Bicyclists have higher crash-related risk of injury and death due to their lack of physical protection, slow speed, and size differential compared to other roadway users. In alignment with the Iowa Bicycle Coalition 2017 legislative initiatives, Hamann supports several changes in Iowa code to make bicycling safer.

Require motorists to change lanes when passing bicyclists
Motorists hitting bicyclists from behind have accounted for about half of fatal bicycle crashes in Iowa over the past five years, Hamann says. Penalties assessed to motorists at fault in these fatal crashes are generally a traffic ticket with an enhanced penalty of a $1,000 fine and six-month license revocation. A measure to require vehicles to change lanes to pass bicyclists passed both the Senate and House sub-committees (HF 513, SF 450), but did not advance further.

Increase penalties and make distracted driving a primary offense
Most Iowa drivers don’t receive charges in bicycle–motor vehicle crashes, regardless of fault. Two bills that increase penalties were passed during the 2017 legislative session and signed into law by Gov. Branstad. One bill (SF 234) changes hand-held electronic communication (writing, sending, or viewing electronic messages) from a secondary to a primary offense and will go into effect starting July 1. However, this new law still allows drivers to use hand-held devices to make phone calls or check GPS directions. The second bill (SF 444) increases penalties to allow drivers to be charged with reckless driving when their hand-held device use causes a fatality. This type of charge is a Class C felony.
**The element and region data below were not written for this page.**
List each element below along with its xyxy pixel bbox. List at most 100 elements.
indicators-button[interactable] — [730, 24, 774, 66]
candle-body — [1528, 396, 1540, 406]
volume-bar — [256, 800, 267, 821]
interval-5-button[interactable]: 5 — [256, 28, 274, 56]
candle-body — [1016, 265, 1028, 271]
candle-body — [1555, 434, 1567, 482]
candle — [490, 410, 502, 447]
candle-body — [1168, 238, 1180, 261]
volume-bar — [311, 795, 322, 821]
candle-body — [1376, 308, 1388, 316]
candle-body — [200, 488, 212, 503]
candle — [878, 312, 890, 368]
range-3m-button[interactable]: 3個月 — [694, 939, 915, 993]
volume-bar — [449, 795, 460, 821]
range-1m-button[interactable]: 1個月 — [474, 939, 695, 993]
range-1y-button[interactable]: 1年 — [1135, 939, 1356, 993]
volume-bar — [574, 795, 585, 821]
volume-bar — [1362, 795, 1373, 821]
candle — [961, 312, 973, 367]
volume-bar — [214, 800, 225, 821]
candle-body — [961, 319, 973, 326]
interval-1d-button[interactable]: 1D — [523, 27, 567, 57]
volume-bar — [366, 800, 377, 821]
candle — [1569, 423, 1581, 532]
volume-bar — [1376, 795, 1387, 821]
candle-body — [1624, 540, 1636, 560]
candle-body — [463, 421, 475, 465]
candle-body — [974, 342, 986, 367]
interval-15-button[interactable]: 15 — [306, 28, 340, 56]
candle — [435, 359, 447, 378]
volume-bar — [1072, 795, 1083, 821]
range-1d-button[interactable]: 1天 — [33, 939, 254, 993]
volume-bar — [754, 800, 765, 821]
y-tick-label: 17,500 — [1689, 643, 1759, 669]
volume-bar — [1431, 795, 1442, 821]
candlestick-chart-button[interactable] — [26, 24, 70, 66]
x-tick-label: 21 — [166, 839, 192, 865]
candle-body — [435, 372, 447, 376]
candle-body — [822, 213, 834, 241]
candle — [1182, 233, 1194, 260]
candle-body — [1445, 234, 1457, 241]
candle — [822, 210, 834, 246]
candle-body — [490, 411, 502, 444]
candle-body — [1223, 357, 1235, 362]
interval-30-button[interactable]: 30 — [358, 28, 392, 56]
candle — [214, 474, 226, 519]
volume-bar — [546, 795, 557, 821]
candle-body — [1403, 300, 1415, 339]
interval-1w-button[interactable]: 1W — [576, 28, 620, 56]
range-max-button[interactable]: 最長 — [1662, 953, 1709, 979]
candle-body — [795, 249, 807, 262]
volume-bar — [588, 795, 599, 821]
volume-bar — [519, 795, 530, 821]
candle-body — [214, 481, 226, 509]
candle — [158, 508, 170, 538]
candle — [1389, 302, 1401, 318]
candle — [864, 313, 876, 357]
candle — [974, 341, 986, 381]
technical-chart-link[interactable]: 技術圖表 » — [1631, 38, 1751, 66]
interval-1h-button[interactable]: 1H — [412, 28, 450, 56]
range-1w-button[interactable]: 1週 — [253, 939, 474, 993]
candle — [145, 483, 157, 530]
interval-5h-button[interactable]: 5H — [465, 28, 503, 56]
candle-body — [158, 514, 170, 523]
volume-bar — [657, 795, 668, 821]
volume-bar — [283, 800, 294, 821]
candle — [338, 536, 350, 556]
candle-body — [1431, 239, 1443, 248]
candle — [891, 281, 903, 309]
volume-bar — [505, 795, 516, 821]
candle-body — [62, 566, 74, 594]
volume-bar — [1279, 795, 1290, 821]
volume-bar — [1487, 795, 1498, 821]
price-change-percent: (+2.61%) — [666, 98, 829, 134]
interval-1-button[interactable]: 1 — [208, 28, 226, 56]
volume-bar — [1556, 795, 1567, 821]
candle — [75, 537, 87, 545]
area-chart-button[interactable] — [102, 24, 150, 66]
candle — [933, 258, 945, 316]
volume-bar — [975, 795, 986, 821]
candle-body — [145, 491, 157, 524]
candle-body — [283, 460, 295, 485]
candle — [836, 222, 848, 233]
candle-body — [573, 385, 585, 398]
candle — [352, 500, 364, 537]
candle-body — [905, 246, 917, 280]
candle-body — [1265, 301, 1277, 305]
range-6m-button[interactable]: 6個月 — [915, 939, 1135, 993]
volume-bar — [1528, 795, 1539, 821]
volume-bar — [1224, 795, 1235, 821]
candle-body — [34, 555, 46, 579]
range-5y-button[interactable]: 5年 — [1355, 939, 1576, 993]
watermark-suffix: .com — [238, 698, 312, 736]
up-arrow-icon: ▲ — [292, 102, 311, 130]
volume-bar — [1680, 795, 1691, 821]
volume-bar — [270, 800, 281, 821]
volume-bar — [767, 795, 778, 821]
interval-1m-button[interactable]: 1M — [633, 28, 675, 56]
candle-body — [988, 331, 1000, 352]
Increase appropriations for bicycling infrastructure
Results from a study of 294 sites in Iowa suggest that bicycle lanes and shared lane markings can reduce crash risk by as much as 60 percent. In a sample of Iowa drivers, shared lane markings improved driver positioning during overtaking, especially among older drivers.

“I was motivated to apply to this program to develop skills to translate my research into tangible products to be used for policy change and real impacts on safety,” says Hamann. “I want to use this opportunity to draw attention to bicycle safety and complement the current grassroots efforts underway in the bicycling community.”